Willkommen im Studiengang „Archäologien und Philologien in den Altertumswissenschaften (ALPHA)“ an der JGU Mainz, wo die Vergangenheit lebendig wird und die Zukunft beginnt. Unser innovativer Bachelorstudiengang bietet eine einzigartige Kombination aus breiter interdisziplinärer Ausbildung und tiefgehender Fachkenntnis in den Disziplinen Ägyptologie, Altorientalistik, Byzantinische Archäologie, Klassische Archäologie, Klassische Philologie, Vorderasiatische Archäologie und Vor- und Frühgeschichtliche Archäologie. Komm mit uns auf eine spannende Reise in die Welt der Vormoderne und Antike.

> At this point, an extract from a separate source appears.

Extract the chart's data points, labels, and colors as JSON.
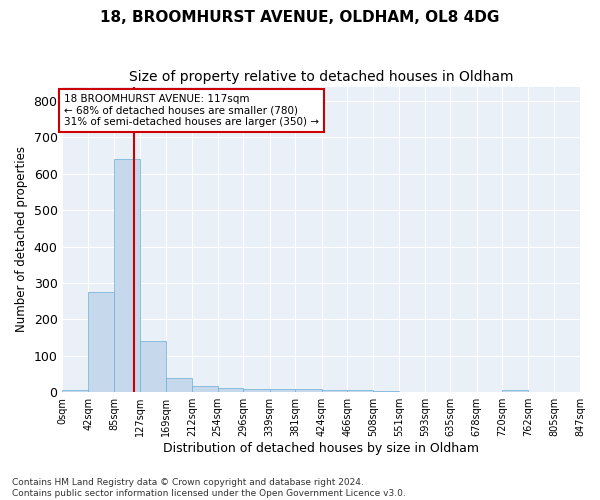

Praktische Erfahrungen zu sammeln, stellt einen essentiellen Bestandteil des ALPHA-Studiengangs dar. In der Prüfungsordnung der verschiedenen Schwerpunkte wird dem Rechnung getragen mit dem Berufskompetenzen-Modul (Umfang: 20 LP beim B.A. ALPHA, Praxis- und Exkursionsmodul: 10 LP bei den Bei- und Nebenfächern) und der Anforderung, eine bestimmte Zahl an Exkursionstagen zu absolvieren. In der Prüfungsordnung wurde für das Berufskompetenzen-Modul bewusst nur allgemeine Festlegungen getroffen. Du hast die Möglichkeit, zusammenhängende Praktika aus dem JGU-Angebot oder von externen Praktikumsgebern zu absolvieren (als Orientierungswert: 2 Wochen entsprechen 3 LP, 4 Wochen 6 LP) und/oder einzelne praktische Übungen zu belegen. Die Art des Praktikums kann und soll von den Studierenden je nach eigenen Interessen und Perspektiven selbst gewählt werden.


Einführungswoche

Hinter dem Stichwort „Mentoring” steht eine einfache Idee: Eine erfahrene Person (Mentor/in) steht einer weniger erfahrenen, meist jüngeren Person (Mentee) für einen festgelegten Zeitraum hinweg unterstützend und beratend zur Seite. Im ersten Studienjahr sind in unserem Programm fortgeschrittene Studierende als Mentoren/-innen tätig, die nun ihre Erfahrungen weitergeben. Ziel des Angebots ist es, einen erfolgreichen Studienstart zu ermöglichen: Sie erhalten Orientierung über die Studienanforderungen und technische Unterstützung bei der Organisation des Studiums und Sie haben die Möglichkeit, Kommilitonen aus Ihrem Studiengang kennenzulernen.
Zwei bis drei persönliche Treffen zwischen Mentees und Mentor/-in pro Semester bilden die Basis des Programms. Die Mentoring-Beziehung bietet eine besondere Gelegenheit, um sich über alle mit dem Studium zusammenhängenden Fragen auszutauschen und auch über mögliche Fehler zu sprechen. Geplant ist, das Mentoring später mit Lehrenden als Mentoren fortzusetzen.